Where the Robins fly

One morning looking out my window,
A Robin perched looking in at me.
A rumpled feathered creature
In the boughs of a Tulip tree.

Its beak was old and weathered,
Chipped pecking at hardened seeds.
Its scaly legs and talons,
Dried and withered reeds.

I smiled remembering spring,
When it had come the year before.
To fly against my window pane,
Or sit chirping above my door.

To me it was an omen,
A gift from my distant past,
I wondered where it had been til now
And if this visit would be the last.

The Robin held still its feathered head,
Not a breath of life could I discern,
It continued to examine me with eyes,
As if from me an answer it would learn.

I think it knew its time was near,
That it would rest on the ground below.
To become part of the fertile earth,
Where wild flowers each spring would grow.

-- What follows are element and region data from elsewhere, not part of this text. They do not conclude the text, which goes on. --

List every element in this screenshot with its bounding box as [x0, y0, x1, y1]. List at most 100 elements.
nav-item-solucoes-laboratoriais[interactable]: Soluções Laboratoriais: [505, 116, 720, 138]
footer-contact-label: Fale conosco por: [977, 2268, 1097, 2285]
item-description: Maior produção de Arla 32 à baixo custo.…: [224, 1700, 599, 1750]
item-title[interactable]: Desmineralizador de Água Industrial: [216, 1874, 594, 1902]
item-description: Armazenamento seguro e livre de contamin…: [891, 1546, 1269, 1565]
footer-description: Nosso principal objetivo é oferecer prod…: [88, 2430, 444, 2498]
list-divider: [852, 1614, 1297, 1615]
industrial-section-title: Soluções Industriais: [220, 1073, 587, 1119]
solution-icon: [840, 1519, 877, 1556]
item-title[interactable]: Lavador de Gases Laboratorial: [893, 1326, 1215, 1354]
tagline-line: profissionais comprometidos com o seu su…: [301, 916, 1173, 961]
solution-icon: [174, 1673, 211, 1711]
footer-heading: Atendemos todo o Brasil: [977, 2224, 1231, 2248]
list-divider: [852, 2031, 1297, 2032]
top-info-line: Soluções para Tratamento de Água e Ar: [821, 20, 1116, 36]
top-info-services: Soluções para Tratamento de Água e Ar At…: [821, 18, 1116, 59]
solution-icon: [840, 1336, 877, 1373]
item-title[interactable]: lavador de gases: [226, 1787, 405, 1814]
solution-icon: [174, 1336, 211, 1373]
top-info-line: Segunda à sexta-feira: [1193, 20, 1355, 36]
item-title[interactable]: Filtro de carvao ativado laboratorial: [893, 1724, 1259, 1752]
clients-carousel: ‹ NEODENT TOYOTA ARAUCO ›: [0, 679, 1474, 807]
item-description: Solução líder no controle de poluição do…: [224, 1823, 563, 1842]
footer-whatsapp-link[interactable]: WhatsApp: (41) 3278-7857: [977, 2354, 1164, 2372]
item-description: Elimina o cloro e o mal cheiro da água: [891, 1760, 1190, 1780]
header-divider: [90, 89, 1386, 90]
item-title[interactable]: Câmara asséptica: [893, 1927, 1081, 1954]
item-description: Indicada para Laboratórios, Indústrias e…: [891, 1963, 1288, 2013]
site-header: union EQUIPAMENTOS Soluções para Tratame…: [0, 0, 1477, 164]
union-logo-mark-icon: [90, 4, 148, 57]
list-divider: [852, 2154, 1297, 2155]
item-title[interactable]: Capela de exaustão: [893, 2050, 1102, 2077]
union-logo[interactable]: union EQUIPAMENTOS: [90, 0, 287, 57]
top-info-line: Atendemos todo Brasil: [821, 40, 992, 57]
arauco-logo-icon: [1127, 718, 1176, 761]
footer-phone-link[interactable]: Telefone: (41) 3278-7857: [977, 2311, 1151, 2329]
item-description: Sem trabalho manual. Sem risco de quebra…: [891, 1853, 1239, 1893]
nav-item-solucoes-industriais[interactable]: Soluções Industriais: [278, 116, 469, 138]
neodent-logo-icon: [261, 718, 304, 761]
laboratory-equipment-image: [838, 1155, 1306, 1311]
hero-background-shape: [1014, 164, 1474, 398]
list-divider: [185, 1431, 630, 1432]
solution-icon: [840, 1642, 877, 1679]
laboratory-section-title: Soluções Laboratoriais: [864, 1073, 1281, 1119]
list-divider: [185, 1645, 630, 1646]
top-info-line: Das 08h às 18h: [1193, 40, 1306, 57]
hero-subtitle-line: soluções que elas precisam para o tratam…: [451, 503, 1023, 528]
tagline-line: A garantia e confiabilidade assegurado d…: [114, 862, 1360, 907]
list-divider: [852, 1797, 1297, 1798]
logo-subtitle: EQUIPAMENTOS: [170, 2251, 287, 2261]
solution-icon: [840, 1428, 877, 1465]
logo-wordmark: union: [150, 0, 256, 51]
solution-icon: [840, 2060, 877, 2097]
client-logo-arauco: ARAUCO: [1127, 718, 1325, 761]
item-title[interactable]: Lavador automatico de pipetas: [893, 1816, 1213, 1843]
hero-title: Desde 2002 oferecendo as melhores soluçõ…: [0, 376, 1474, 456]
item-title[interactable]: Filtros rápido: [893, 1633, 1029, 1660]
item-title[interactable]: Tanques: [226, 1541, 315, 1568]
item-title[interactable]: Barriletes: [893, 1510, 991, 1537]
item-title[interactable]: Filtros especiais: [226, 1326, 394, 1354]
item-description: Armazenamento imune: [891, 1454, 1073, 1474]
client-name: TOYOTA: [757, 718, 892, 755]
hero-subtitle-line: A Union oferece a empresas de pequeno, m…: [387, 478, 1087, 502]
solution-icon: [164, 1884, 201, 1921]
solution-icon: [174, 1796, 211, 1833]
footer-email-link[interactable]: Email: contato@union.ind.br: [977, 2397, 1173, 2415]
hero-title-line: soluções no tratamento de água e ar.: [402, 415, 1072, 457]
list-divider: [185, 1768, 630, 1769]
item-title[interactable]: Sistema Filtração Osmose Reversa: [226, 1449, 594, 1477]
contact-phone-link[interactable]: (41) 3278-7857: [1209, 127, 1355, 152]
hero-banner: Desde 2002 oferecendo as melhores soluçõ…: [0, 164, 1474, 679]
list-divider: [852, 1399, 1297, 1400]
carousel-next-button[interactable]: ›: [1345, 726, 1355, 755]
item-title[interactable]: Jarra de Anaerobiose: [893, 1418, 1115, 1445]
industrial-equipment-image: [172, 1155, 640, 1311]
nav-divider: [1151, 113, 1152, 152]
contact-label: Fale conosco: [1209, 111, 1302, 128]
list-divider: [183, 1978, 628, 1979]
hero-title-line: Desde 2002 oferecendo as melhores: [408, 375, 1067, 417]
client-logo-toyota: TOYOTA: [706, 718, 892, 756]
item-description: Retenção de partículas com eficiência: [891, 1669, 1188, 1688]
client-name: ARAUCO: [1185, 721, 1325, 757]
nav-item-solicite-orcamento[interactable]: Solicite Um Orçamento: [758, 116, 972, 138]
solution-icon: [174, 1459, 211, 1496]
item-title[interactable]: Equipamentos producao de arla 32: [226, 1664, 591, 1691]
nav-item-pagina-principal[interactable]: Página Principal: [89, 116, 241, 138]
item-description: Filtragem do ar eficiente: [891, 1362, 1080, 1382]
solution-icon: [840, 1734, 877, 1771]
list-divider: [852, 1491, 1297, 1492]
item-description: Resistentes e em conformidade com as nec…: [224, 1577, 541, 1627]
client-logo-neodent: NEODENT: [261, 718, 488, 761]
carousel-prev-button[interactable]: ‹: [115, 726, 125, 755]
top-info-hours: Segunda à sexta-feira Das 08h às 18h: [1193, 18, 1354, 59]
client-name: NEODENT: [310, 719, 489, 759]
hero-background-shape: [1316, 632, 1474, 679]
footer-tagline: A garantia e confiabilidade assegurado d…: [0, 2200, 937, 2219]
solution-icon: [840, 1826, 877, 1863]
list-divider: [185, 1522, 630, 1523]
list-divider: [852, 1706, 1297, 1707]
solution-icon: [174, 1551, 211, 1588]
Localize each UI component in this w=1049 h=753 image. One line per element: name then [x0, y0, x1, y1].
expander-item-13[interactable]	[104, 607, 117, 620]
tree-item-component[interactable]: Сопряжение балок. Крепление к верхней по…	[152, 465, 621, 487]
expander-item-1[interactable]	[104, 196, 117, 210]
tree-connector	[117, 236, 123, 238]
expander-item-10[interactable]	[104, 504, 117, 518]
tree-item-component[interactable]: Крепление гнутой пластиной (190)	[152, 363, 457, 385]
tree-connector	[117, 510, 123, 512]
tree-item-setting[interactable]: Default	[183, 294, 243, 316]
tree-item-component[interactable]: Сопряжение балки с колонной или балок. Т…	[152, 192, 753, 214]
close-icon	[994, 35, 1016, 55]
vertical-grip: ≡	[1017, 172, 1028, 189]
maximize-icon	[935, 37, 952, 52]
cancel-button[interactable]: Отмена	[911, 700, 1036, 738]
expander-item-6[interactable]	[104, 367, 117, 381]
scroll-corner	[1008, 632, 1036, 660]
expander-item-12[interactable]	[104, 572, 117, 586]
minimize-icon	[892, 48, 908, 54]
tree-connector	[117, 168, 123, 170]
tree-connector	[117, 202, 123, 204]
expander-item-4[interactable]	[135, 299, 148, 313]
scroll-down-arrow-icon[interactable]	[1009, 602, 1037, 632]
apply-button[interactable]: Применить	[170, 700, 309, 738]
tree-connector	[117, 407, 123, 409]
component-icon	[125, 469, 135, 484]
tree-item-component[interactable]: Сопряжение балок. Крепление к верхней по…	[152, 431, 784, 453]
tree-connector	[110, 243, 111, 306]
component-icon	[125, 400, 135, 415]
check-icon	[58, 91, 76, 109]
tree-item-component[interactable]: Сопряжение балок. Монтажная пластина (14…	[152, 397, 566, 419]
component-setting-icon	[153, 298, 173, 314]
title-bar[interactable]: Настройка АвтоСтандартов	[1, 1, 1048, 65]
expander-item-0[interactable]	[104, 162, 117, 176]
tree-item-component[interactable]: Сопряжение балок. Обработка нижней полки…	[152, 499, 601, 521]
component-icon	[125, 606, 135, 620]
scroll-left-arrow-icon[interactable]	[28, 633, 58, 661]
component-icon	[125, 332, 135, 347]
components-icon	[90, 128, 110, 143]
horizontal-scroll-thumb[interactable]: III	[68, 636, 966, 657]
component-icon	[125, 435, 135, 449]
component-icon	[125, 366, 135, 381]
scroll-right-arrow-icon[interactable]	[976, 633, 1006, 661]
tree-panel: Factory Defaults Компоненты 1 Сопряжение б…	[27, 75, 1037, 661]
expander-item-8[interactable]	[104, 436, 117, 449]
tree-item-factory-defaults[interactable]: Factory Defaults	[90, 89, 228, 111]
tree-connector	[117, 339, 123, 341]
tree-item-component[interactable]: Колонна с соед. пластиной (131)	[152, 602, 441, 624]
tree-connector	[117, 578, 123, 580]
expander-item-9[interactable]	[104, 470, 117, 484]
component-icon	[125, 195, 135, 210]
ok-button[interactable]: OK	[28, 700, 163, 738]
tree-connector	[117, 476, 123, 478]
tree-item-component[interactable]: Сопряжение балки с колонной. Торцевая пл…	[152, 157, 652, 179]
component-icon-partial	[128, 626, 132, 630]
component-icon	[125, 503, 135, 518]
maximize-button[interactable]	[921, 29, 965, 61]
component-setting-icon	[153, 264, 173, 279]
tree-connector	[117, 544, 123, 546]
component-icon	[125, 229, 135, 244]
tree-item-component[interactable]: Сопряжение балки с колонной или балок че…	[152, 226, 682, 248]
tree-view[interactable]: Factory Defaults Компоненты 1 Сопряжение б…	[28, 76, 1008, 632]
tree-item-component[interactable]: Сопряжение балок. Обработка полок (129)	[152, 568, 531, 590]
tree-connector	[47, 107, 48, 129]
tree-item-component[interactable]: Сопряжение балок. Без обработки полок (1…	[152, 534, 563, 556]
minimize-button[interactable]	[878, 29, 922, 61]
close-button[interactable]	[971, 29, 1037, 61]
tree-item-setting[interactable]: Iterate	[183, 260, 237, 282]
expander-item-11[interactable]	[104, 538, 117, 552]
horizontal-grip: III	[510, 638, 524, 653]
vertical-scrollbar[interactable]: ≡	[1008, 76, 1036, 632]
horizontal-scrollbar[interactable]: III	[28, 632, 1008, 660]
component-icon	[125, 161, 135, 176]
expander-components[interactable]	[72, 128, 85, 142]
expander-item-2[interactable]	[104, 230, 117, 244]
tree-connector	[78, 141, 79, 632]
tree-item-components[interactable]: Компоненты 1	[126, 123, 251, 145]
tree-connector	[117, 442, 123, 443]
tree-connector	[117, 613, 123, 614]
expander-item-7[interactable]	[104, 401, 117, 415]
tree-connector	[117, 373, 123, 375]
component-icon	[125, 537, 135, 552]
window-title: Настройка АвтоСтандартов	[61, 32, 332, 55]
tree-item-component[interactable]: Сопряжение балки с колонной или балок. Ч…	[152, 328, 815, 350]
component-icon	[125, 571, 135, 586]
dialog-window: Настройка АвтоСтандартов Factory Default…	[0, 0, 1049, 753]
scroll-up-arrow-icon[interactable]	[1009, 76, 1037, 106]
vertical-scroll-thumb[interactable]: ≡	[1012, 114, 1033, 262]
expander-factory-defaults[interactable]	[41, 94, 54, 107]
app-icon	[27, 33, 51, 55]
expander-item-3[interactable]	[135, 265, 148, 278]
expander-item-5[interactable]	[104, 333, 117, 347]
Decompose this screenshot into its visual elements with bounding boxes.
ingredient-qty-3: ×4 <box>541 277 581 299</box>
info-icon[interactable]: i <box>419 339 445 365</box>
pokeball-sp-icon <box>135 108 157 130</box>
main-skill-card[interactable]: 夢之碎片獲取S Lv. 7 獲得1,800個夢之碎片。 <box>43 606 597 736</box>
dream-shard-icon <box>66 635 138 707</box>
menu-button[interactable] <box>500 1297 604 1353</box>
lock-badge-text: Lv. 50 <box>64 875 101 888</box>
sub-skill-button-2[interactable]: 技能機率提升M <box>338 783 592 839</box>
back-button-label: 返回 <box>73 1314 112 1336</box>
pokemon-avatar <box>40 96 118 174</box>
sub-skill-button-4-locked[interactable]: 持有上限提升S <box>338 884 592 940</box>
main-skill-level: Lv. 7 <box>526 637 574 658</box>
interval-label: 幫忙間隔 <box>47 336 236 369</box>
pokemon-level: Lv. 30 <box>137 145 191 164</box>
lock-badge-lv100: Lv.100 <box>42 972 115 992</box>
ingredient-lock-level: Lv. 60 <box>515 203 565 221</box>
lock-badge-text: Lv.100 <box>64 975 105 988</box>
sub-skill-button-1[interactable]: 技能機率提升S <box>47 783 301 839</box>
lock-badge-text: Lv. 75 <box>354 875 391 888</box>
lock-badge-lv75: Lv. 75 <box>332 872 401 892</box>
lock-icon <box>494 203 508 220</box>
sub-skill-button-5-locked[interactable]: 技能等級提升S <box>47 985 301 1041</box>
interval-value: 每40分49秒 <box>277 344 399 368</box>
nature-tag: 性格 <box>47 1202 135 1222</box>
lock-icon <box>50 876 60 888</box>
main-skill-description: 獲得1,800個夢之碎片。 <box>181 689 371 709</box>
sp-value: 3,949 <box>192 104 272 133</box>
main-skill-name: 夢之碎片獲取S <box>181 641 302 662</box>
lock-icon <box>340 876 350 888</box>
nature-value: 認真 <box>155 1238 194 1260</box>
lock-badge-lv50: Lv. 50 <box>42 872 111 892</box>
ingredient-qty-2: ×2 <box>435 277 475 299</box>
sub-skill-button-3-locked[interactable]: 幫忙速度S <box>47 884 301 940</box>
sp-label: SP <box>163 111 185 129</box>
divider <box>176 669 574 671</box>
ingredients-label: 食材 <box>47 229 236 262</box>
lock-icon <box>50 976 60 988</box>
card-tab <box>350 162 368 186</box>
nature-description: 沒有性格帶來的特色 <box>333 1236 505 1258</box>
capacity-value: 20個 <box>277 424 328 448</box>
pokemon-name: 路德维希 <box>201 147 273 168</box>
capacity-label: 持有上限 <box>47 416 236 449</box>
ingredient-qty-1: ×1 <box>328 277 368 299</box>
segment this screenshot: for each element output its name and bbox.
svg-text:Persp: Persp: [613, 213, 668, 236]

In an instant it flew out of sight,
A dart of color across the sky
Where the soul of man will ascend,
Carried away where the Robins fly.

©2010, Donald Harbour

9 thoughts on “Where the Robins fly

  1. Beautifully crafted and depthful poem, Donald. How well I can picture this robin….on the journey we all must eventually take.


  2. Compared with the Booby, this might be the Last Waltz (sorry!). A lovely poem Donald, and softly spoken reminder that all things must end. I notice you have an intriguing new header pic.


  3. I will not touch one feather of this one, solemn promise. Love that last verse, and all the words you chose to get me there. I too, know a fat old robin whose wing no longer springs to its rightful placement, but droops just a bit as though it knows the journey is nearing completion. We have had several conversations, and I am always pleased to see him again, each time. Somehow I find hope in his continued presence.